# Feeding my plants?



## Stefler (Jun 12, 2010)

im not sure im doing this right! i have a 10 gal tank with 3 medium light plants and a low light plant. 2 of my plants didt start off doing too well untill i started using my seachem. but one of them is budding but the other one looks like its not gonna make it.

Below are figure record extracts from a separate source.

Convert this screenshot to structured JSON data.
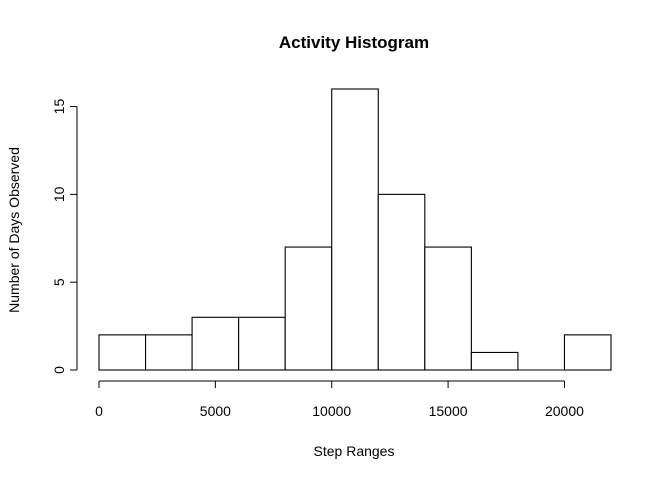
{
  "chart_data": {
    "type": "bar",
    "title": "Activity Histogram",
    "xlabel": "Step Ranges",
    "ylabel": "Number of Days Observed",
    "bins": [
      {
        "start": 0,
        "end": 2000,
        "count": 2
      },
      {
        "start": 2000,
        "end": 4000,
        "count": 2
      },
      {
        "start": 4000,
        "end": 6000,
        "count": 3
      },
      {
        "start": 6000,
        "end": 8000,
        "count": 3
      },
      {
        "start": 8000,
        "end": 10000,
        "count": 7
      },
      {
        "start": 10000,
        "end": 12000,
        "count": 16
      },
      {
        "start": 12000,
        "end": 14000,
        "count": 10
      },
      {
        "start": 14000,
        "end": 16000,
        "count": 7
      },
      {
        "start": 16000,
        "end": 18000,
        "count": 1
      },
      {
        "start": 18000,
        "end": 20000,
        "count": 0
      },
      {
        "start": 20000,
        "end": 22000,
        "count": 2
      }
    ],
    "xticks": [
      0,
      5000,
      10000,
      15000,
      20000
    ],
    "yticks": [
      0,
      5,
      10,
      15
    ],
    "xlim": [
      0,
      22000
    ],
    "ylim": [
      0,
      16
    ],
    "grid": false
  }
}
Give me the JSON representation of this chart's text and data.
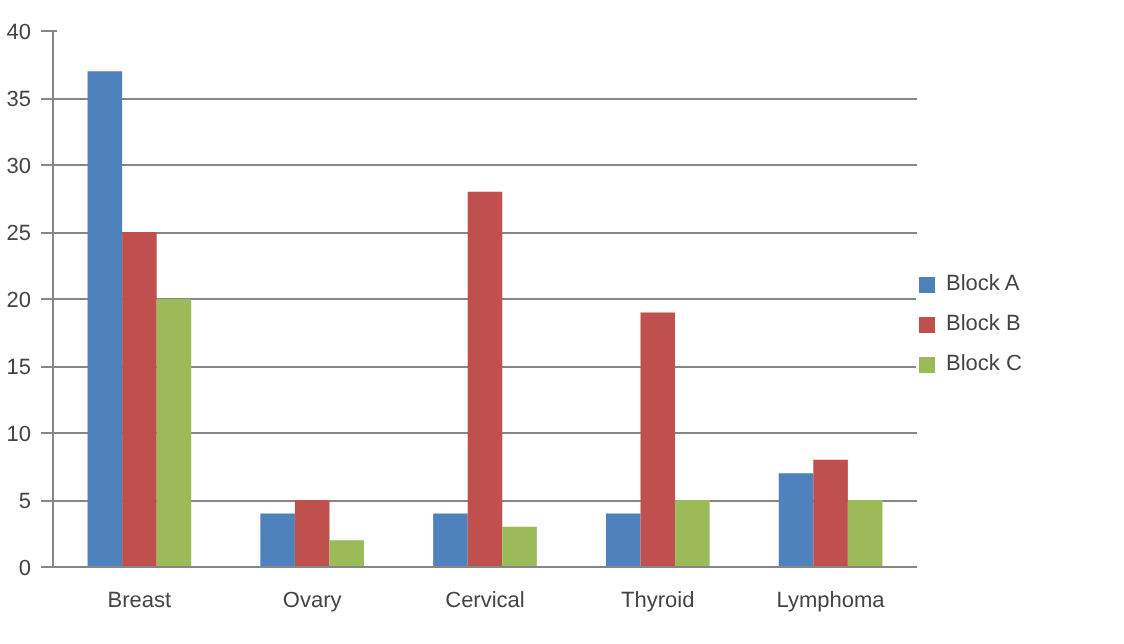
{
  "chart_data": {
    "type": "bar",
    "categories": [
      "Breast",
      "Ovary",
      "Cervical",
      "Thyroid",
      "Lymphoma"
    ],
    "series": [
      {
        "name": "Block A",
        "color": "#4f81bd",
        "values": [
          37,
          4,
          4,
          4,
          7
        ]
      },
      {
        "name": "Block B",
        "color": "#c0504d",
        "values": [
          25,
          5,
          28,
          19,
          8
        ]
      },
      {
        "name": "Block C",
        "color": "#9bbb59",
        "values": [
          20,
          2,
          3,
          5,
          5
        ]
      }
    ],
    "ylim": [
      0,
      40
    ],
    "yticks": [
      0,
      5,
      10,
      15,
      20,
      25,
      30,
      35,
      40
    ],
    "grid": "y",
    "legend": "right"
  }
}
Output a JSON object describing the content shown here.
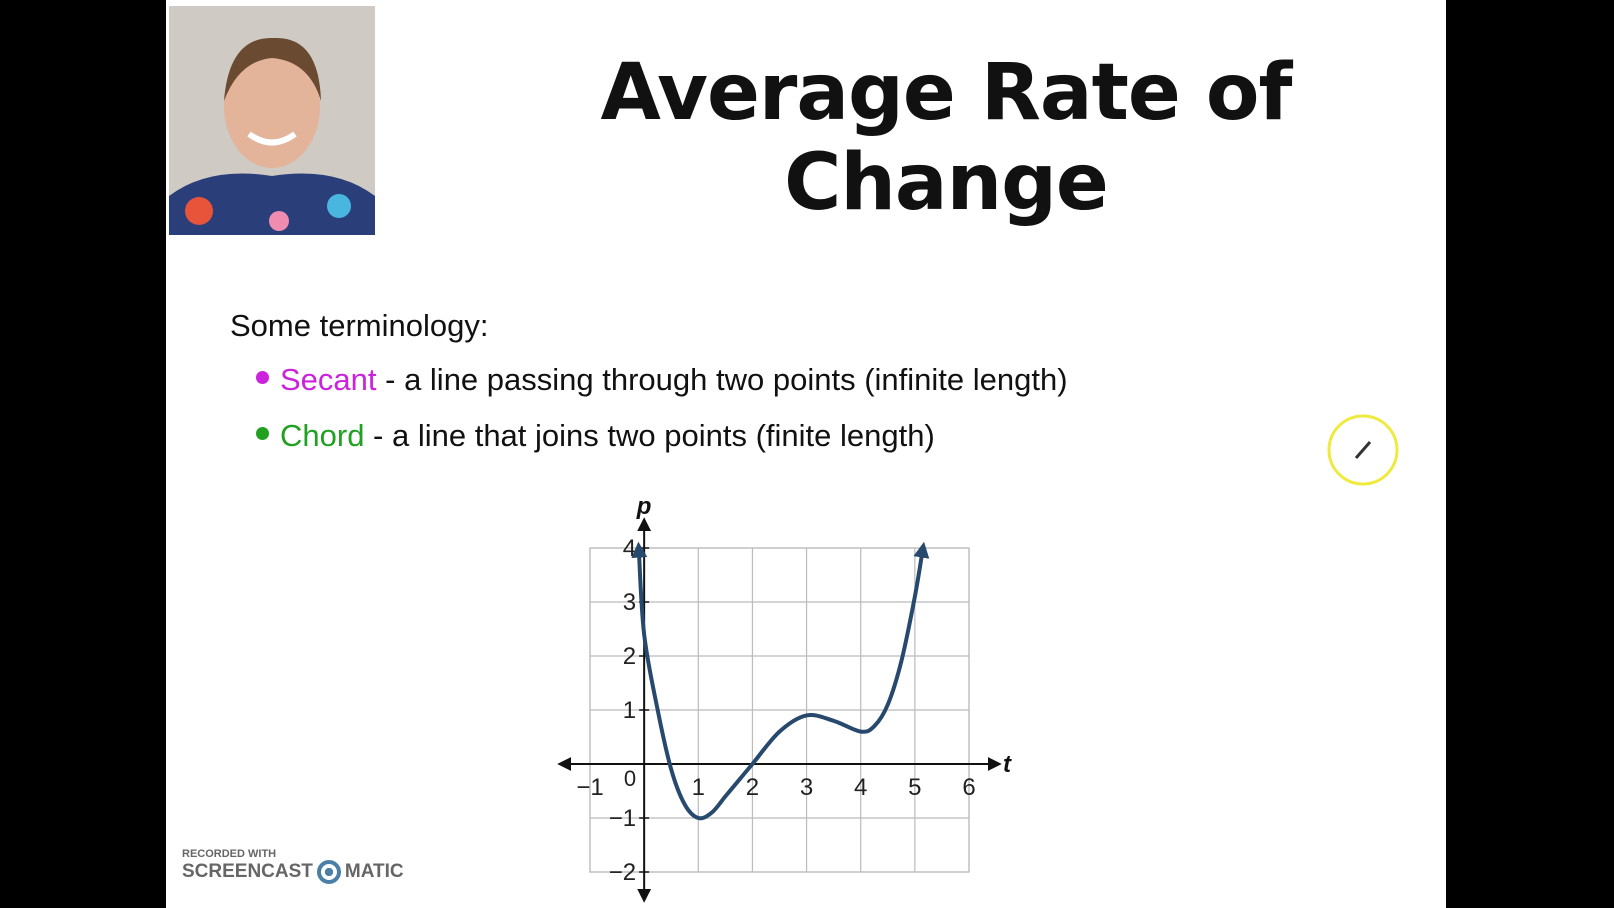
{
  "header": {
    "title": "Average Rate of Change"
  },
  "body": {
    "intro": "Some terminology:",
    "bullets": [
      {
        "term": "Secant",
        "color": "#cc22dd",
        "description": " - a line passing through two points (infinite length)"
      },
      {
        "term": "Chord",
        "color": "#22a022",
        "description": " - a line that joins two points (finite length)"
      }
    ]
  },
  "graph": {
    "x_label": "t",
    "y_label": "p",
    "origin_label": "0",
    "xlim": [
      -1,
      6
    ],
    "ylim": [
      -2,
      4
    ],
    "xticks": [
      {
        "value": -1,
        "label": "−1"
      },
      1,
      2,
      3,
      4,
      5,
      6
    ],
    "yticks": [
      {
        "value": -2,
        "label": "−2"
      },
      {
        "value": -1,
        "label": "−1"
      },
      1,
      2,
      3,
      4
    ],
    "curve": {
      "color": "#27496d",
      "x": [
        -0.1,
        0,
        0.25,
        0.5,
        0.75,
        1,
        1.25,
        1.5,
        1.75,
        2,
        2.5,
        3,
        3.5,
        4,
        4.25,
        4.5,
        4.75,
        5,
        5.15
      ],
      "y": [
        4,
        2.4,
        1.0,
        -0.1,
        -0.75,
        -1,
        -0.9,
        -0.6,
        -0.3,
        0,
        0.6,
        0.9,
        0.8,
        0.6,
        0.7,
        1.1,
        1.9,
        3.1,
        4
      ]
    }
  },
  "watermark": {
    "line1": "RECORDED WITH",
    "left": "SCREENCAST",
    "right": "MATIC"
  }
}
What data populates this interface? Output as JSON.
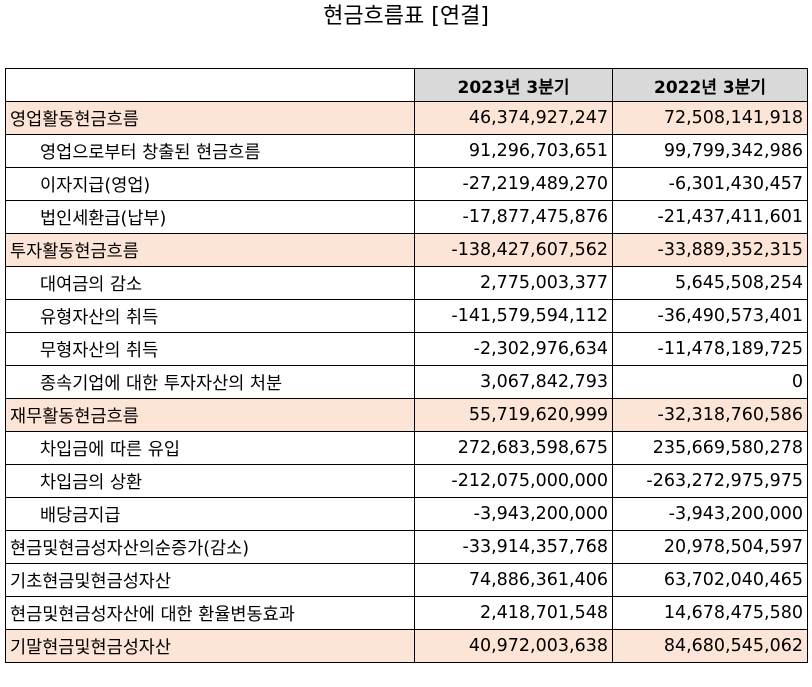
{
  "title": "현금흐름표 [연결]",
  "header": {
    "blank": "",
    "col1": "2023년 3분기",
    "col2": "2022년 3분기"
  },
  "rows": [
    {
      "label": "영업활동현금흐름",
      "v1": "46,374,927,247",
      "v2": "72,508,141,918",
      "section": true
    },
    {
      "label": "영업으로부터 창출된 현금흐름",
      "v1": "91,296,703,651",
      "v2": "99,799,342,986",
      "section": false
    },
    {
      "label": "이자지급(영업)",
      "v1": "-27,219,489,270",
      "v2": "-6,301,430,457",
      "section": false
    },
    {
      "label": "법인세환급(납부)",
      "v1": "-17,877,475,876",
      "v2": "-21,437,411,601",
      "section": false
    },
    {
      "label": "투자활동현금흐름",
      "v1": "-138,427,607,562",
      "v2": "-33,889,352,315",
      "section": true
    },
    {
      "label": "대여금의 감소",
      "v1": "2,775,003,377",
      "v2": "5,645,508,254",
      "section": false
    },
    {
      "label": "유형자산의 취득",
      "v1": "-141,579,594,112",
      "v2": "-36,490,573,401",
      "section": false
    },
    {
      "label": "무형자산의 취득",
      "v1": "-2,302,976,634",
      "v2": "-11,478,189,725",
      "section": false
    },
    {
      "label": "종속기업에 대한 투자자산의 처분",
      "v1": "3,067,842,793",
      "v2": "0",
      "section": false
    },
    {
      "label": "재무활동현금흐름",
      "v1": "55,719,620,999",
      "v2": "-32,318,760,586",
      "section": true
    },
    {
      "label": "차입금에 따른 유입",
      "v1": "272,683,598,675",
      "v2": "235,669,580,278",
      "section": false
    },
    {
      "label": "차입금의 상환",
      "v1": "-212,075,000,000",
      "v2": "-263,272,975,975",
      "section": false
    },
    {
      "label": "배당금지급",
      "v1": "-3,943,200,000",
      "v2": "-3,943,200,000",
      "section": false
    },
    {
      "label": "현금및현금성자산의순증가(감소)",
      "v1": "-33,914,357,768",
      "v2": "20,978,504,597",
      "section": false,
      "plain": true
    },
    {
      "label": "기초현금및현금성자산",
      "v1": "74,886,361,406",
      "v2": "63,702,040,465",
      "section": false,
      "plain": true
    },
    {
      "label": "현금및현금성자산에 대한 환율변동효과",
      "v1": "2,418,701,548",
      "v2": "14,678,475,580",
      "section": false,
      "plain": true
    },
    {
      "label": "기말현금및현금성자산",
      "v1": "40,972,003,638",
      "v2": "84,680,545,062",
      "section": true
    }
  ]
}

i have 2 fluorescent 15W "Daylight" bulbs
i use seachem's Flourish nutrient mix and flourish potassium twice a week
also im injecting co2 into my tank using the yeast method

my substrate does not have nutrients in it and what i have read some ppl bury "Food" in the substrate next to the plants should i do this aswell?


----------



## charking (Aug 12, 2009)

i'ma keep an eye on this thread i'm curious to what i need too


----------



## charking (Aug 12, 2009)

i have been to my lfs today ( a well trusted one ) & the recommended me JBL Florapol (for substrate) & JBL 24 Ferropol ( daily fertiliser ) the Florapol they said should last about 12 months and the Ferropol treats 10,000 litres.. the only thing is it is daily.. which i dont mind but some people might? hope this helps.. i'll let you know how i get on with it. rooted plants take their nutrients from their roots (i.e the gravel) so if your rooted plants arent doing too great i would try some tabs, or a substrate as they might not be getting enough waste from fishes. or maybe your other plant is stavring the one thats not doing to great?


----------



## Stefler (Jun 12, 2010)

awesome thanks thats what im going to do as well then!


----------